L'intrigue policière ravira les amateurs de film noir, le contexte animalier rappelant un Blacksad en version tout public, qui plus est.
L'album Artic Nation exploitait aussi le thème du racisme mais entre animaux de poil noir et blanc. |
Une intrigue plutôt bien ficelée, même si le méchant "surprise" apparaît pour la quatrième fois après Turbo (Les mondes de Ralph), Hans (La reine de des neiges), et le professeur Callaghan (Les nouveaux héros) avec la "fausse piste" (comme celle du duc de Weselton et Alistair Krei) en prime.
De même, cette histoire est un nouveau "buddy movie" après La princesse et la grenouille, Raiponce et la reine des neiges sauf que les deux protagonistes ne finissent pas en couple à la fin, probablement en raison de la différence d’espèces, et pour une fois pourquoi pas. Quoique? En effet, à la fin, Nick plaisante "Tu sais que tu m'adores?" à quoi Judy répond "Je le sais". Parlent -ils d'amour agape (affection) ou éros (romantique), là est la question? (qu'on verra peut-être dans une suite). La question se pose déjà plus qu'avec Marin et Dory (Les Mondes de Nemo) ou Volt et Mitaines (Volt).
On ne peut que se réjouir, cependant, que cette histoire animalière et contemporaine sans chansons n'ouvre pas une période sombre (comme Robin des Bois, Bernard et Bianca et Rox et Rouky) et n'en soit pas le centre (comme Chicken Little, et Volt).

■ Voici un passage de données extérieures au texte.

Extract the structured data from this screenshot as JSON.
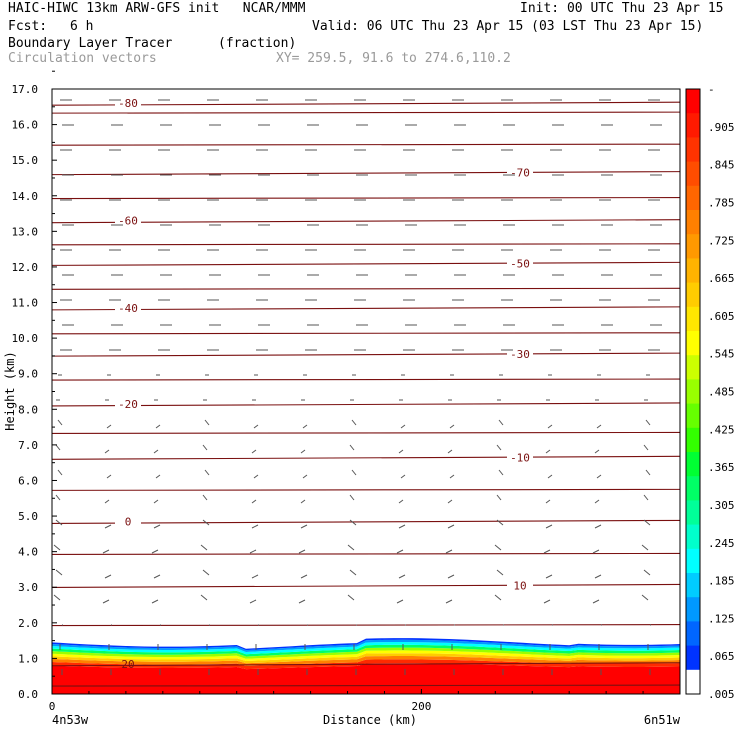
{
  "header": {
    "line1_left": "HAIC-HIWC 13km ARW-GFS init   NCAR/MMM",
    "line1_right": "Init: 00 UTC Thu 23 Apr 15",
    "fcst_label": "Fcst:",
    "fcst_value": "6 h",
    "valid": "Valid: 06 UTC Thu 23 Apr 15 (03 LST Thu 23 Apr 15)",
    "field": "Boundary Layer Tracer",
    "units": "(fraction)",
    "vectors": "Circulation vectors",
    "xy": "XY= 259.5, 91.6 to 274.6,110.2"
  },
  "chart_data": {
    "type": "heatmap",
    "ylabel": "Height (km)",
    "xlabel": "Distance (km)",
    "ylim": [
      0,
      17
    ],
    "xlim": [
      0,
      340
    ],
    "y_ticks": [
      "0.0",
      "1.0",
      "2.0",
      "3.0",
      "4.0",
      "5.0",
      "6.0",
      "7.0",
      "8.0",
      "9.0",
      "10.0",
      "11.0",
      "12.0",
      "13.0",
      "14.0",
      "15.0",
      "16.0",
      "17.0"
    ],
    "x_ticks": [
      {
        "value": 0,
        "label": "0"
      },
      {
        "value": 200,
        "label": "200"
      }
    ],
    "x_endpoints": {
      "left": "4n53w",
      "right": "6n51w"
    },
    "colorbar": {
      "labels": [
        "-",
        ".905",
        ".845",
        ".785",
        ".725",
        ".665",
        ".605",
        ".545",
        ".485",
        ".425",
        ".365",
        ".305",
        ".245",
        ".185",
        ".125",
        ".065",
        ".005"
      ],
      "colors": [
        "#ff0000",
        "#ff1a00",
        "#ff3300",
        "#ff4d00",
        "#ff6600",
        "#ff8000",
        "#ff9900",
        "#ffb300",
        "#ffcc00",
        "#ffe600",
        "#ffff00",
        "#ccff00",
        "#99ff00",
        "#66ff00",
        "#33ff00",
        "#00ff33",
        "#00ff66",
        "#00ff99",
        "#00ffcc",
        "#00ffff",
        "#00ccff",
        "#0099ff",
        "#0066ff",
        "#0033ff",
        "#ffffff"
      ]
    },
    "tracer_field": {
      "boundary_layer_top_km": 1.45,
      "surface_value": 1.0,
      "description_levels": [
        0.005,
        0.065,
        0.125,
        0.185,
        0.245,
        0.305,
        0.365,
        0.425,
        0.485,
        0.545,
        0.605,
        0.665,
        0.725,
        0.785,
        0.845,
        0.905
      ]
    },
    "temperature_contours": [
      {
        "label": "20",
        "height_km": 0.85
      },
      {
        "label": "10",
        "height_km": 3.05
      },
      {
        "label": "0",
        "height_km": 4.85
      },
      {
        "label": "-10",
        "height_km": 6.65
      },
      {
        "label": "-20",
        "height_km": 8.15
      },
      {
        "label": "-30",
        "height_km": 9.55
      },
      {
        "label": "-40",
        "height_km": 10.85
      },
      {
        "label": "-50",
        "height_km": 12.1
      },
      {
        "label": "-60",
        "height_km": 13.3
      },
      {
        "label": "-70",
        "height_km": 14.65
      },
      {
        "label": "-80",
        "height_km": 16.6
      }
    ],
    "unlabeled_contours_km": [
      0.25,
      1.95,
      3.95,
      5.75,
      7.35,
      8.85,
      10.15,
      11.4,
      12.65,
      13.95,
      15.45,
      16.35
    ]
  }
}
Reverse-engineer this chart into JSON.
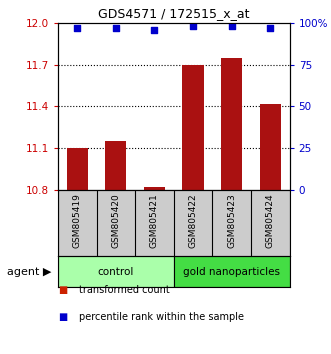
{
  "title": "GDS4571 / 172515_x_at",
  "samples": [
    "GSM805419",
    "GSM805420",
    "GSM805421",
    "GSM805422",
    "GSM805423",
    "GSM805424"
  ],
  "bar_values": [
    11.1,
    11.15,
    10.82,
    11.7,
    11.75,
    11.42
  ],
  "percentile_values": [
    97,
    97,
    96,
    98,
    98,
    97
  ],
  "bar_color": "#aa1111",
  "dot_color": "#0000cc",
  "ylim_left": [
    10.8,
    12.0
  ],
  "ylim_right": [
    0,
    100
  ],
  "yticks_left": [
    10.8,
    11.1,
    11.4,
    11.7,
    12.0
  ],
  "yticks_right": [
    0,
    25,
    50,
    75,
    100
  ],
  "ytick_labels_right": [
    "0",
    "25",
    "50",
    "75",
    "100%"
  ],
  "groups": [
    {
      "label": "control",
      "indices": [
        0,
        1,
        2
      ],
      "color": "#aaffaa"
    },
    {
      "label": "gold nanoparticles",
      "indices": [
        3,
        4,
        5
      ],
      "color": "#44dd44"
    }
  ],
  "agent_label": "agent",
  "legend_items": [
    {
      "color": "#cc2200",
      "label": "transformed count"
    },
    {
      "color": "#0000cc",
      "label": "percentile rank within the sample"
    }
  ],
  "background_color": "#ffffff",
  "plot_bg_color": "#ffffff",
  "label_area_color": "#cccccc",
  "bar_width": 0.55,
  "grid_color": "#000000",
  "dotted_yticks": [
    11.1,
    11.4,
    11.7
  ]
}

Comme Les Mondes de Ralph, ou Les nouveaux héros, cet opus est la "pause moderne" au milieu d'une Renaissance de Disney comme Bernard et Bianca au pays des kangourous durant les années 1990: pas le plus mémorable, mais néanmoins excellent. Je rejoint l'optimisme de Judy qui dit vouloir faire un monde meilleur, puisqu’à Zootopie, "chacun peut devenir ce qu'il veut".